Although SLA contracts have not been monitorable by software people until recently, that situation is changing. Vendors are starting to automate the monitoring process, and trying to keep pace with the moving target of customers’ changing needs.
For example, when New England Financial first considered INS’ VitalSuite software, Corbett says the initial version didn’t report what the company needed to see. Instead, there was a difference between the vendor’s and the end user’s definition of response time. The vendor measured response time from the time that the end user hit the enter key until the last screen queued up. While the start time was the same for the end user, the user considered the end time to be when the first screen printed, and he or she could actually do something. Since the response time differed considerably according to the two perspectives, the vendor redesigned the measurement to accommodate the user’s definition.
Furthermore, New England Financial is striving to be proactive. So, says Corbett, in the future the company will be using VitalHealth, the VitalSuite piece that links into the help desk. Then, if the desktop agent sees the transaction exceeding a 40-second SLA threshold, for example, it will send an alarm to the VitalHealth console sitting at the help desk, for real-time diagnosis and resolution.
In addition, Corbett notes that New England Financial’s application that services external customers was written in-house. INS’ Waldbusser says that VitalSuite recently added support for the previously unrecognized area of in-house-developed applications. While not sexy, these applications are vitally important to organizations, providing order taking, logistics, interfacing with customers, and basic company operations.

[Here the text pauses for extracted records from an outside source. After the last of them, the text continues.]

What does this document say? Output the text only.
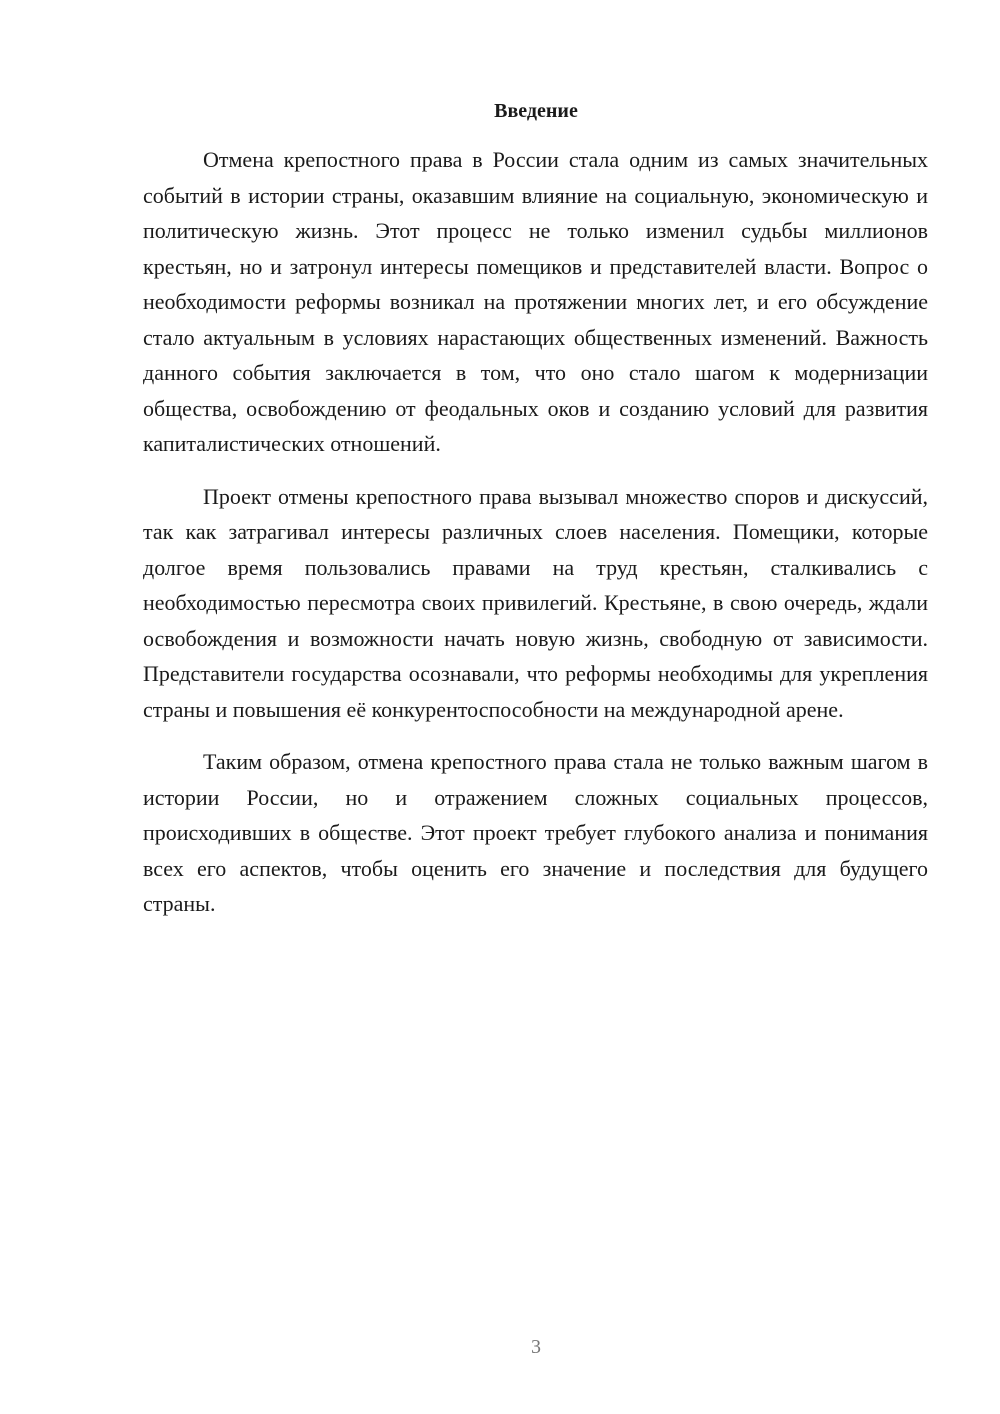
Введение

Отмена крепостного права в России стала одним из самых значительных событий в истории страны, оказавшим влияние на социальную, экономическую и политическую жизнь. Этот процесс не только изменил судьбы миллионов крестьян, но и затронул интересы помещиков и представителей власти. Вопрос о необходимости реформы возникал на протяжении многих лет, и его обсуждение стало актуальным в условиях нарастающих общественных изменений. Важность данного события заключается в том, что оно стало шагом к модернизации общества, освобождению от феодальных оков и созданию условий для развития капиталистических отношений.

Проект отмены крепостного права вызывал множество споров и дискуссий, так как затрагивал интересы различных слоев населения. Помещики, которые долгое время пользовались правами на труд крестьян, сталкивались с необходимостью пересмотра своих привилегий. Крестьяне, в свою очередь, ждали освобождения и возможности начать новую жизнь, свободную от зависимости. Представители государства осознавали, что реформы необходимы для укрепления страны и повышения её конкурентоспособности на международной арене.

Таким образом, отмена крепостного права стала не только важным шагом в истории России, но и отражением сложных социальных процессов, происходивших в обществе. Этот проект требует глубокого анализа и понимания всех его аспектов, чтобы оценить его значение и последствия для будущего страны.

3
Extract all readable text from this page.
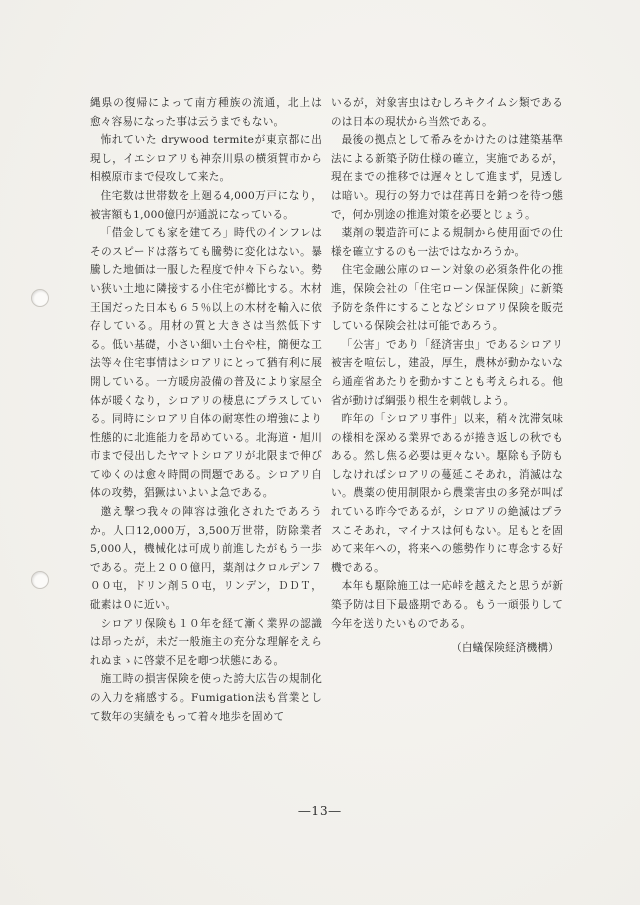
縄県の復帰によって南方種族の流通，北上は愈々容易になった事は云うまでもない。

怖れていた drywood termiteが東京都に出現し，イエシロアリも神奈川県の横須賀市から相模原市まで侵攻して来た。

住宅数は世帯数を上廻る4,000万戸になり，被害額も1,000億円が通説になっている。

「借金しても家を建てろ」時代のインフレはそのスピードは落ちても騰勢に変化はない。暴騰した地価は一服した程度で仲々下らない。勢い狭い土地に隣接する小住宅が櫛比する。木材王国だった日本も６５％以上の木材を輸入に依存している。用材の質と大きさは当然低下する。低い基礎，小さい細い土台や柱，簡便な工法等々住宅事情はシロアリにとって猶有利に展開している。一方暖房設備の普及により家屋全体が暖くなり，シロアリの棲息にプラスしている。同時にシロアリ自体の耐寒性の増強により性態的に北進能力を昂めている。北海道・旭川市まで侵出したヤマトシロアリが北限まで伸びてゆくのは愈々時間の問題である。シロアリ自体の攻勢，猖獗はいよいよ急である。

邀え撃つ我々の陣容は強化されたであろうか。人口12,000万，3,500万世帯，防除業者5,000人，機械化は可成り前進したがもう一歩である。売上２００億円，薬剤はクロルデン７００屯，ドリン剤５０屯，リンデン，ＤＤＴ，砒素は０に近い。

シロアリ保険も１０年を経て漸く業界の認識は昂ったが，未だ一般施主の充分な理解をえられぬまゝに啓蒙不足を喞つ状態にある。

施工時の損害保険を使った誇大広告の規制化の入力を痛感する。Fumigation法も営業として数年の実績をもって着々地歩を固めて

いるが，対象害虫はむしろキクイムシ類であるのは日本の現状から当然である。

最後の拠点として希みをかけたのは建築基準法による新築予防仕様の確立，実施であるが，現在までの推移では遅々として進まず，見透しは暗い。現行の努力では荏苒日を銷つを待つ態で，何か別途の推進対策を必要とじょう。

薬剤の製造許可による規制から使用面での仕様を確立するのも一法ではなかろうか。

住宅金融公庫のローン対象の必須条件化の推進，保険会社の「住宅ローン保証保険」に新築予防を条件にすることなどシロアリ保険を販売している保険会社は可能であろう。

「公害」であり「経済害虫」であるシロアリ被害を喧伝し，建設，厚生，農林が動かないなら通産省あたりを動かすことも考えられる。他省が動けば綱張り根生を刺戟しよう。

昨年の「シロアリ事件」以来，稍々沈滞気味の様相を深める業界であるが捲き返しの秋でもある。然し焦る必要は更々ない。駆除も予防もしなければシロアリの蔓延こそあれ，消滅はない。農薬の使用制限から農業害虫の多発が叫ばれている昨今であるが，シロアリの絶滅はプラスこそあれ，マイナスは何もない。足もとを固めて来年への，将来への態勢作りに専念する好機である。

本年も駆除施工は一応峠を越えたと思うが新築予防は目下最盛期である。もう一頑張りして今年を送りたいものである。

（白蟻保険経済機構）

―13―
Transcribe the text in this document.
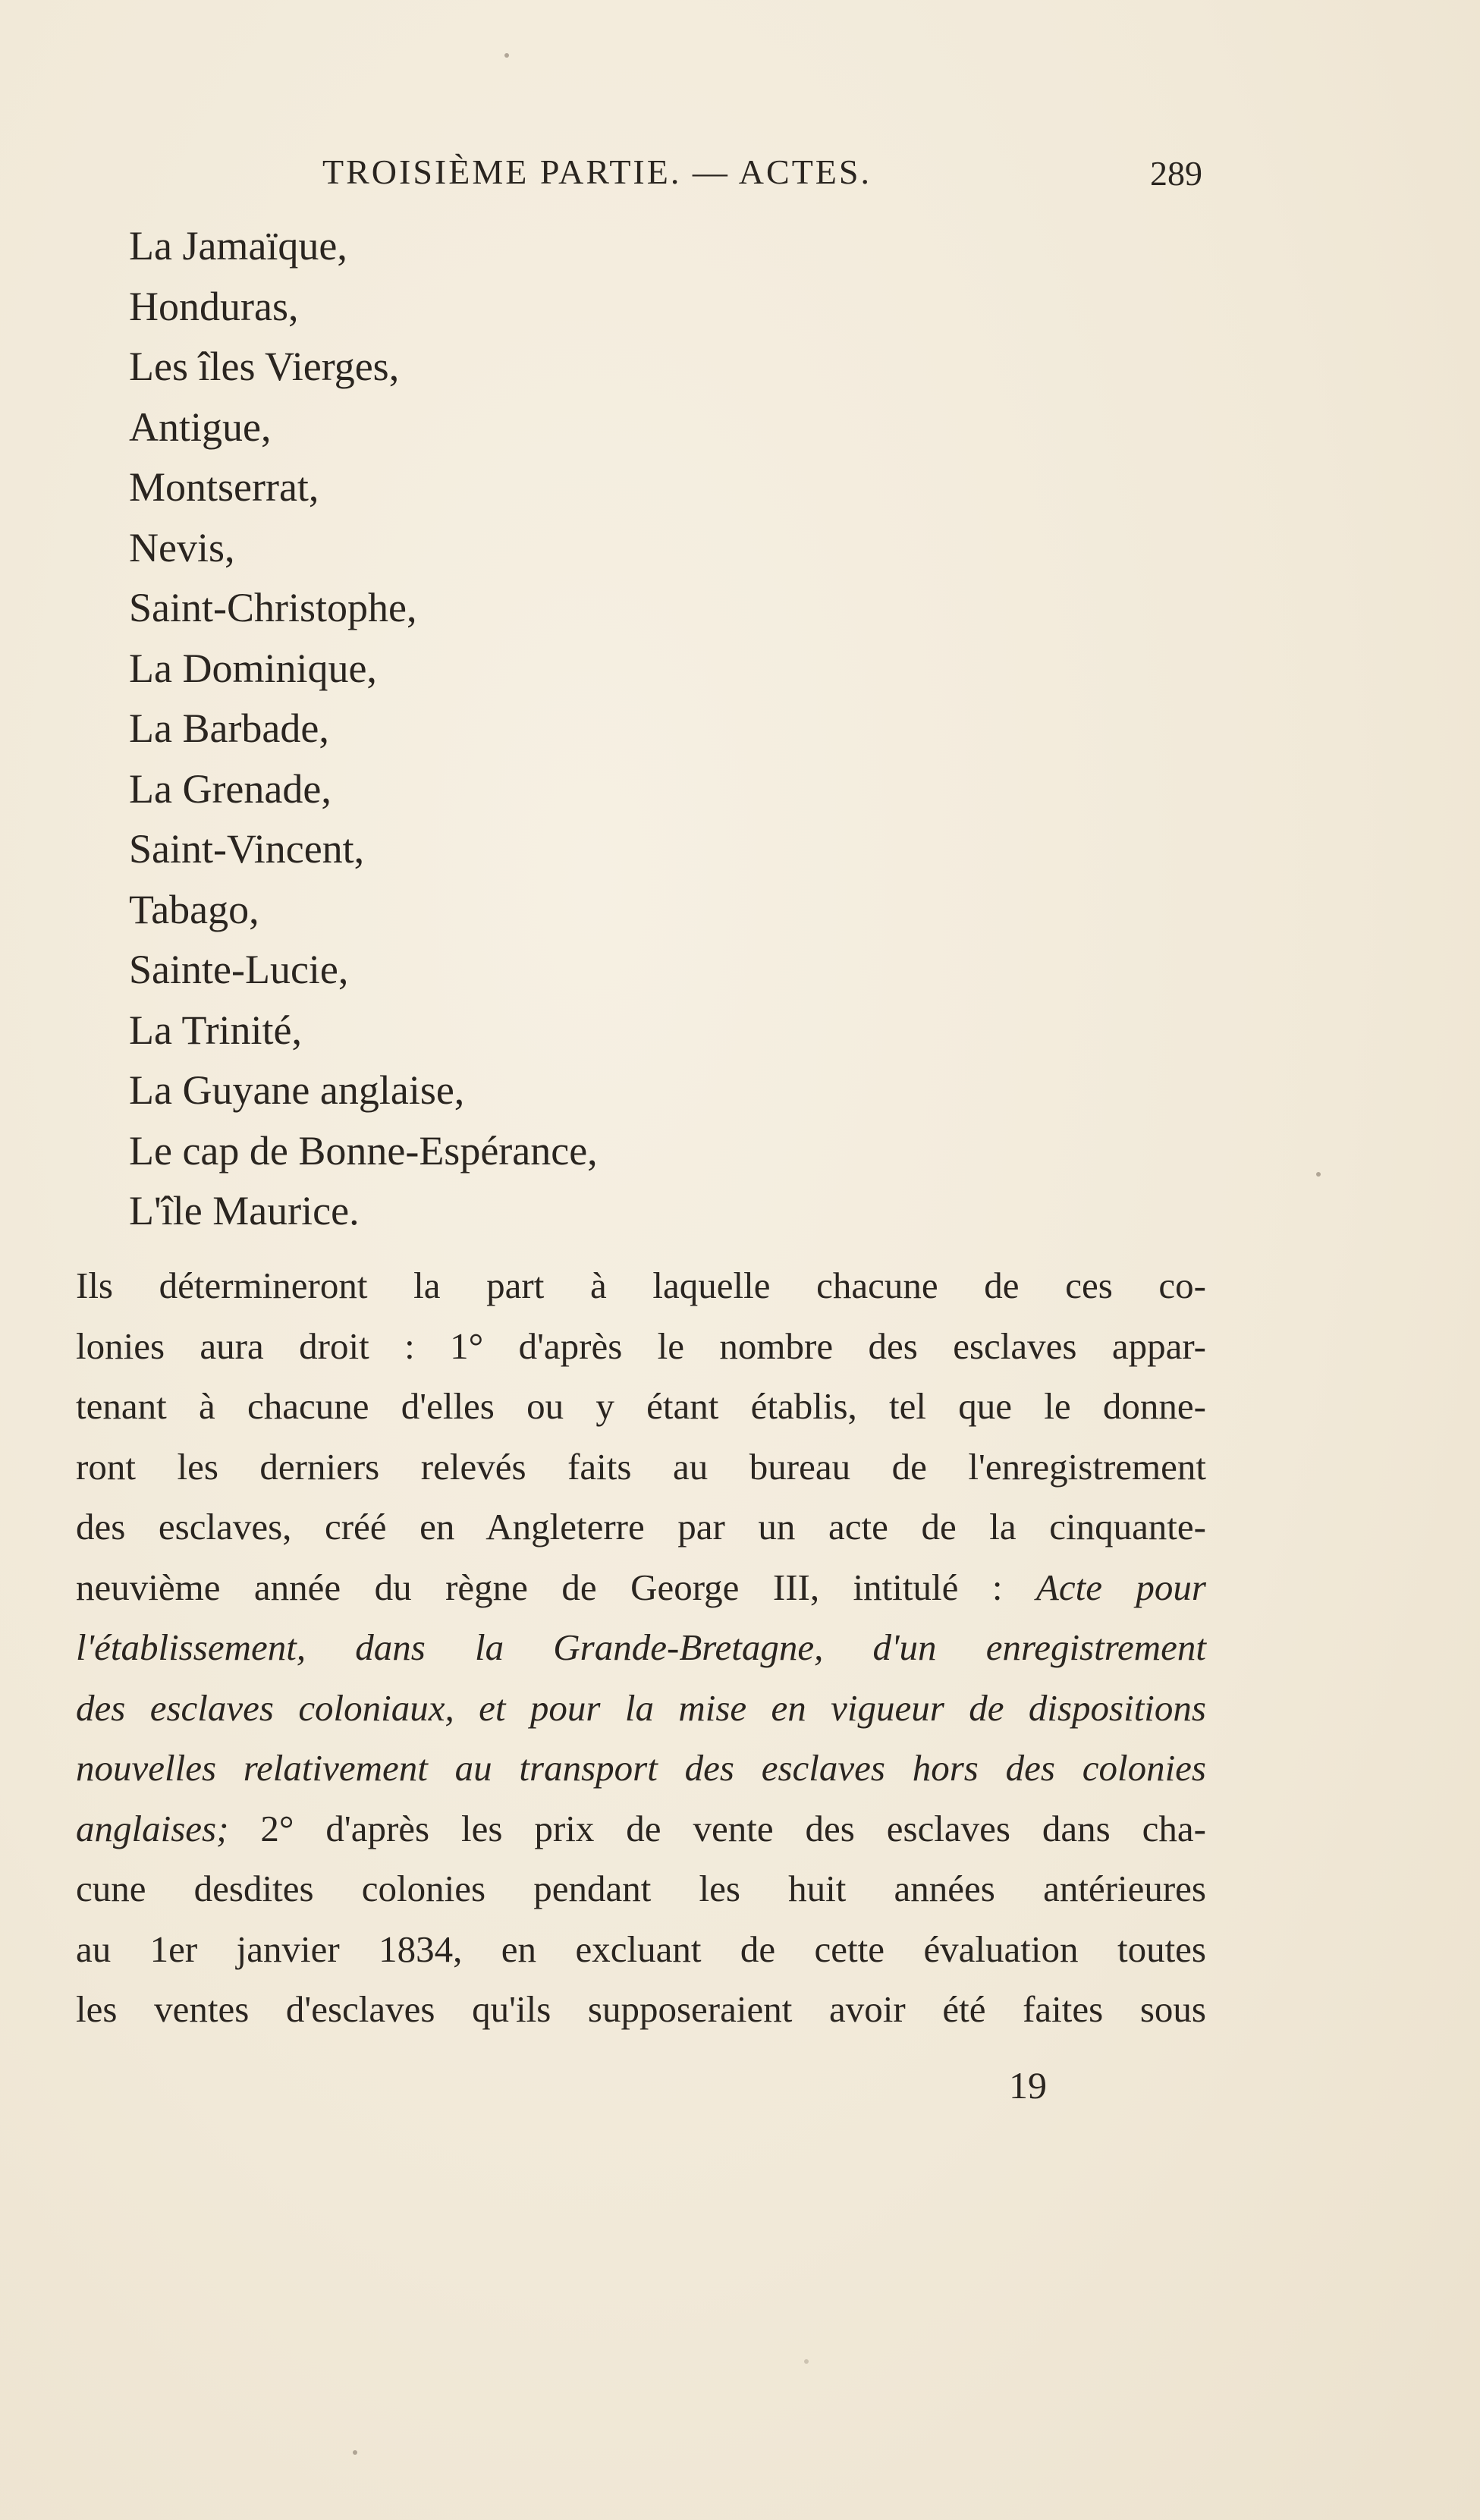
TROISIÈME PARTIE. — ACTES.	289
La Jamaïque,
Honduras,
Les îles Vierges,
Antigue,
Montserrat,
Nevis,
Saint-Christophe,
La Dominique,
La Barbade,
La Grenade,
Saint-Vincent,
Tabago,
Sainte-Lucie,
La Trinité,
La Guyane anglaise,
Le cap de Bonne-Espérance,
L'île Maurice.
Ils détermineront la part à laquelle chacune de ces co-
lonies aura droit : 1° d'après le nombre des esclaves appar-
tenant à chacune d'elles ou y étant établis, tel que le donne-
ront les derniers relevés faits au bureau de l'enregistrement
des esclaves, créé en Angleterre par un acte de la cinquante-
neuvième année du règne de George III, intitulé : Acte pour
l'établissement, dans la Grande-Bretagne, d'un enregistrement
des esclaves coloniaux, et pour la mise en vigueur de dispositions
nouvelles relativement au transport des esclaves hors des colonies
anglaises; 2° d'après les prix de vente des esclaves dans cha-
cune desdites colonies pendant les huit années antérieures
au 1er janvier 1834, en excluant de cette évaluation toutes
les ventes d'esclaves qu'ils supposeraient avoir été faites sous
19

INS sees the New England Financial case as the tip of the iceberg, which is ushering in a new generation of customers who require the monitoring of in-house applications.
Toward a Business Dashboard
Says Hurwitz’ Ptak, there’s recently been an explosion in focused SLM tools and methodologies. While companies such as Hewlett-Packard, Tivoli, and Computer Associates offer generic, enterprise-focused solutions, smaller, emerging start-up firms are starting to provide comprehensive, integrated, but more cost-effective solutions. Once scattered and unfocused in strategy, they are honing into organizations’ requirements more carefully, making themselves attractive partners.
Ptak predicts that SLM will move toward a focus on the business process, whereby organizations will abstract the state of the business processes that run their companies. In turn, the available data and its abstraction will consolidate into a dashboard reporting system. As organizations move toward a business dashboard, the data will be just a given. Ptak adds that since solution providers are rapidly becoming sophisticated in making data available, it is already happening, and quicker than expected.
Electronic business is driving these SLM trends. With IT now the main entryway to the business, the organization can’t afford to look sloppy.
IT has long been an overhead operation, adds Ptak. Now it’s on center stage as a business driver. Therefore, SLAs, SLM, and Quality of Service (QoS) have all become critical to the successful delivery of IT services.
Janet Butler has 20-plus years of experience as an IS journalist and editor, specializing in application development, systems management, IS planning, and help desk issues.